Это и были поминки Петербурга о Блоке. Для Петербурга — прямо с эстрады Драматического театра Блок ушел за ту стену, по синим зубцам которой часовым ходит смерть: в ту белую апрельскую ночь Петербург видел Блока последний раз.
На заседаниях — у каждого было уже какое-то свое, привычное место. И вот стул Блока — с краю, у самого окна, стоял теперь пустым: Блок болен. Еще зимой — с месяц стал пустым стул этот. Но отлежав месяц, Блок вернулся как будто всё таким же. Да и что особенного: острый ревматизм, от промерзлых домов — у кого этого теперь нет в Петербурге? Никто не думал, что этим неособенным, обыкновенным — уже исчислены удары его сердца. И неожиданно было, когда узнали: это серьезно, и спасти его можно только одним — тотчас же увезти в санаторий заграницу.
Никто из нас не видал его за эти три месяца его болезни: ему мешали люди, мешали даже привычные вещи, он ни с кем не хотел говорить — хотел быть один. И никак не мог оторваться от ненавистной — любимой России; не хотел согласиться на отъезд в финляндский санаторий, пока не понял: остаться здесь для него — умереть. Но и тут не хотел ни за что подписывать никаких прошений и бумаг. Письма в Москву о разрешении Блоку выезда заграницу были написаны (в июне) Правлением Союза Писателей.
В Москве был Горький. Горький с бумагами ходил по инстанциям; к нам приходили известия: обещали, выпустят, скоро. Блок метался: не хватало воздуха, нечем дышать. И приходили люди, говорили: больно сидеть в соседней комнате и слушать, как он задыхается.

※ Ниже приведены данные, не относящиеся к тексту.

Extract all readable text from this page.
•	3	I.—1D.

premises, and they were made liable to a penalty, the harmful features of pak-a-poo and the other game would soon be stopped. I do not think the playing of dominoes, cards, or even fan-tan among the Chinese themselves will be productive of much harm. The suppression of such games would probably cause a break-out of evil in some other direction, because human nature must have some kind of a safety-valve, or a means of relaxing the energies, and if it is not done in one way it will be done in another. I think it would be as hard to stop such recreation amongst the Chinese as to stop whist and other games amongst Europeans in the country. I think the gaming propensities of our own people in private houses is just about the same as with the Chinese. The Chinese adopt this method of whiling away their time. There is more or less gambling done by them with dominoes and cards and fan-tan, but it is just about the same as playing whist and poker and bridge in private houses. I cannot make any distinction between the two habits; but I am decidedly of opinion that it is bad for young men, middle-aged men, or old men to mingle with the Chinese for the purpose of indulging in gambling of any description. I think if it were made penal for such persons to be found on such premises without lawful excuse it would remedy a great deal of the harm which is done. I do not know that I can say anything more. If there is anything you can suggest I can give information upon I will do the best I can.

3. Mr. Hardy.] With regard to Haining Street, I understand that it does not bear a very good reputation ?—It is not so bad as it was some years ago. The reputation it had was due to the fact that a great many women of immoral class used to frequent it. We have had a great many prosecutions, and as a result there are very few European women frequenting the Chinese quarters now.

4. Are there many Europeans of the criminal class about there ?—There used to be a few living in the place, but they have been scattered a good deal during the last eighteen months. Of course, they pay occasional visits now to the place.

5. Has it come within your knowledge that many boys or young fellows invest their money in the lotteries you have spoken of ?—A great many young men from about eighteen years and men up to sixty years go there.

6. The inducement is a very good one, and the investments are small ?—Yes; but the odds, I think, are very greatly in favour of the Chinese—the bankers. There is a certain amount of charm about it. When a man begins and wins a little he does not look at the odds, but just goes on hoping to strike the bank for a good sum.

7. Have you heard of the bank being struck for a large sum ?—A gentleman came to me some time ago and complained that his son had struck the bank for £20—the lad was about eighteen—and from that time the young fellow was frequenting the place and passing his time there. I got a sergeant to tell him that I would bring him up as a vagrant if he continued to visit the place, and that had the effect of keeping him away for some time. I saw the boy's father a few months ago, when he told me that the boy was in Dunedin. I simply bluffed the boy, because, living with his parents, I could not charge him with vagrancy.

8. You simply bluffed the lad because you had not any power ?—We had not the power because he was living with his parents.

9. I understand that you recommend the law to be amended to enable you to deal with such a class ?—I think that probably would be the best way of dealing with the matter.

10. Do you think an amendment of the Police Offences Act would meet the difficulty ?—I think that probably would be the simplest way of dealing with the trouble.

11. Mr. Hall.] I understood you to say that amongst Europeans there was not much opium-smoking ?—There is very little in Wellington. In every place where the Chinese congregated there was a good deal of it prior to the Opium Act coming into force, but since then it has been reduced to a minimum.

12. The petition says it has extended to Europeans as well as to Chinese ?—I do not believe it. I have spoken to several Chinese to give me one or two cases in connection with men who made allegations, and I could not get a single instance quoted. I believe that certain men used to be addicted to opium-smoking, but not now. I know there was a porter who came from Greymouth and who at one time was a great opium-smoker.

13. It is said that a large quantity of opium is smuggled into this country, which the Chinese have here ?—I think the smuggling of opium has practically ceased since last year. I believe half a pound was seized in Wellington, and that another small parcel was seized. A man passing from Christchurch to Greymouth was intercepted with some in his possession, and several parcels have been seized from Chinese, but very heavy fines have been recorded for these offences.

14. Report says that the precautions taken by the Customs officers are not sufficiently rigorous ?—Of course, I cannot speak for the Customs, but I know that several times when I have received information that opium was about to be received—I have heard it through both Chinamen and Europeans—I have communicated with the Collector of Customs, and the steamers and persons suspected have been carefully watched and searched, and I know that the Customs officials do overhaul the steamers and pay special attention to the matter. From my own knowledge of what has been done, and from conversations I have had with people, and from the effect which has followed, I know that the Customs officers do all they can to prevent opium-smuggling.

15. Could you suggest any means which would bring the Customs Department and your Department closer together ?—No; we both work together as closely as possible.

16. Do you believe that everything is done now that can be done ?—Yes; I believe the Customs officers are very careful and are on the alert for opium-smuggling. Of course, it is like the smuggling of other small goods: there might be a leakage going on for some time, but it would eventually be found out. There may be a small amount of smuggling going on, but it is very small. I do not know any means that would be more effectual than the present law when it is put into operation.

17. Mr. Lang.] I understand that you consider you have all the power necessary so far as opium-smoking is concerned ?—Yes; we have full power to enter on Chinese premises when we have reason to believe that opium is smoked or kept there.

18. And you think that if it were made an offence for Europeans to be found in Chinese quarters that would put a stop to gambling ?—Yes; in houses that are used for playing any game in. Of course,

Мы заседали; стояли в очередях; цеплялись за подножки трамваев; Блок метался; Горький в Москве ходил по инстанциям. И, наконец, 3-го или 4-го августа пришло из Москвы разрешение: Блок мог уехать.
Ветреное, дождливое утро 7-го августа, — одиннадцать часов, воскресенье. Телефонный звонок — «Алканост» (Алянский): скончался Александр Александрович.
Помню: ужас, боль, гнев — на всё, на всех, на себя. Это мы виноваты — все. Мы писали, говорили — надо было орать, надо было бить кулаками — чтобы спасти Блока.
Помню, не выдержал и позвонил Горькому:
— Блок умер. Этого нельзя нам всем — простить.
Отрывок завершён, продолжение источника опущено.